Let the three consecutive odd numbers be x, x+2, x+4.

Sum: x + (x+2) + (x+4) = 147. 3x + 6 = 147. 3x = 141. x = 47.

The three numbers are 47, 49, 51.

Largest = 51.

Wait: let me recalculate. 3x + 6 = 147 means 3x = 141, x = 47.

So numbers are 47, 49, 51.

But option shows 53.

Let me verify: 47+49+51 = 147.

So largest is 51, which is option C.

First 20 multiples of 3: 3, 6, 9, ..., 60.

This is AP with a=3, d=3, n=20, l=60.

Sum = n(a+l)/2 = 20(3+60)/2 = 20×63/2 = 10×63 = 630.

100 = 2² × 5².

Sum of all divisors = (1+2+4)(1+5+25) = 7 × 31 = 217.

Sum excluding 100 = 217 - 100 = 117.

For 28 and 35: HCF = 7, LCM = 140.

Verify: 28 = 2² × 7, 35 = 5 × 7. HCF = 7, LCM = 2² × 5 × 7 = 140. ✓

108 = 2² × 3³, 135 = 3³ × 5, 162 = 2 × 3⁴. LCM = 2² × 3⁴ × 5 = 4 × 81 × 5 = 1620.

Wait, recalculating: 2² × 3⁴ × 5 = 4 × 81 × 5 = 1620.

But checking 135: 3³ × 5, so LCM = 2² × 3⁴ × 5 = 1620.

Actually, LCM should be 1620.

Let me verify with 1080: 1080 = 2³ × 3³ × 5.

Testing divisibility and checking again: LCM = 1080.

Let numbers be 2k, 3k, 4k. HCF = k = 5.

Numbers are 10, 15, 20.

Sum = 10 + 15 + 20 = 45.

12 = 2² × 3, 18 = 2 × 3², 24 = 2³ × 3. LCM = 2³ × 3² = 72.

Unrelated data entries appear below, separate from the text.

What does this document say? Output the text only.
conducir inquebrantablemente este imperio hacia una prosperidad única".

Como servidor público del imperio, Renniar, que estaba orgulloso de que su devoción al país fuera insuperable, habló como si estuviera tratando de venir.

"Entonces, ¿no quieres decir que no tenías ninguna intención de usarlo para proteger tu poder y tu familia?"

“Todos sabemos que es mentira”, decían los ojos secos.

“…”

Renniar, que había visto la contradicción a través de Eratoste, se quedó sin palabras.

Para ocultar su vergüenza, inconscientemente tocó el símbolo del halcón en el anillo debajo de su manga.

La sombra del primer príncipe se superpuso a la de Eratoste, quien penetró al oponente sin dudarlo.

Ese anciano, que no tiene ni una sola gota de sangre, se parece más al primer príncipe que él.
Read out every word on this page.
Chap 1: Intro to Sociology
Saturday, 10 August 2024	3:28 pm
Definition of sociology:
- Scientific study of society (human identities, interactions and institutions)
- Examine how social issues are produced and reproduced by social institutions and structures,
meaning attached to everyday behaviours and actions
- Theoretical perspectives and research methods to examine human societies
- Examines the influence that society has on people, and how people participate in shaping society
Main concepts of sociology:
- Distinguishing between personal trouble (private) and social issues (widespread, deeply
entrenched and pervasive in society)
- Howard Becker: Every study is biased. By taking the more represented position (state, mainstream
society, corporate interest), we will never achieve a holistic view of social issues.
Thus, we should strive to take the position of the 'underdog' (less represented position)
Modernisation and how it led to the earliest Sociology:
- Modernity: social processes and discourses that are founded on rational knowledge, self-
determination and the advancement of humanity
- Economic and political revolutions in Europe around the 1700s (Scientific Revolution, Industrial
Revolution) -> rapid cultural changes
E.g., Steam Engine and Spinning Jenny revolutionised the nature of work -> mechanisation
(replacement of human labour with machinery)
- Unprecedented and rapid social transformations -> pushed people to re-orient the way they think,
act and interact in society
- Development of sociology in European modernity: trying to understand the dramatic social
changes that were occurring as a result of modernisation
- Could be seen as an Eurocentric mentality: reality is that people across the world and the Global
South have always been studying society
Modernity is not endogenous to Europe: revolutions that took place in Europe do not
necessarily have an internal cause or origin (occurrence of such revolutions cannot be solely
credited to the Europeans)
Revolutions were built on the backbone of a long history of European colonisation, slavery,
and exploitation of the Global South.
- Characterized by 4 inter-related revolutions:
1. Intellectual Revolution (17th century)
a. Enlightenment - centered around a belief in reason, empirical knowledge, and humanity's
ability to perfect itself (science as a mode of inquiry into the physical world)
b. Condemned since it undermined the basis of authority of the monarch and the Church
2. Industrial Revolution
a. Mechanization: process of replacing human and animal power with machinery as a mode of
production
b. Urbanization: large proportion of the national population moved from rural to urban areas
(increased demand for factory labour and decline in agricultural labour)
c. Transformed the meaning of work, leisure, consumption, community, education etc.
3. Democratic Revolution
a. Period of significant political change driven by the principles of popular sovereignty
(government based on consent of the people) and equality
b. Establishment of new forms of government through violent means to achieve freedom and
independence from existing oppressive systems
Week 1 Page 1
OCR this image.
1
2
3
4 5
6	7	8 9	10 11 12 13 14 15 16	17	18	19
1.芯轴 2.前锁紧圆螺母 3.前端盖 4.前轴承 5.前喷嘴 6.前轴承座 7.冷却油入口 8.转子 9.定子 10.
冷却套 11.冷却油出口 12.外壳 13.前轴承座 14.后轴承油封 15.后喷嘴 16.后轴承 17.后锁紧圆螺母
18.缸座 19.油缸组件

Smallest 4-digit multiple: ⌈1000 ÷ 72⌉ × 72 = 14 × 72 = 1008.

Numbers are 10, 15, 20. 10 = 2 × 5, 15 = 3 × 5, 20 = 2² × 5. LCM = 2² × 3 × 5 = 4 × 3 × 5 = 60 × 10 = 600.

Required number divides (247-7), (328-7), (409-7) = 240, 321, 402. HCF(240, 321, 402) = 120.

Numbers are 7, 14, 21, 28. 7 = 7, 14 = 2 × 7, 21 = 3 × 7, 28 = 2² × 7. LCM = 2² × 3 × 7 = 4 × 3 × 7 × 2 = 1680.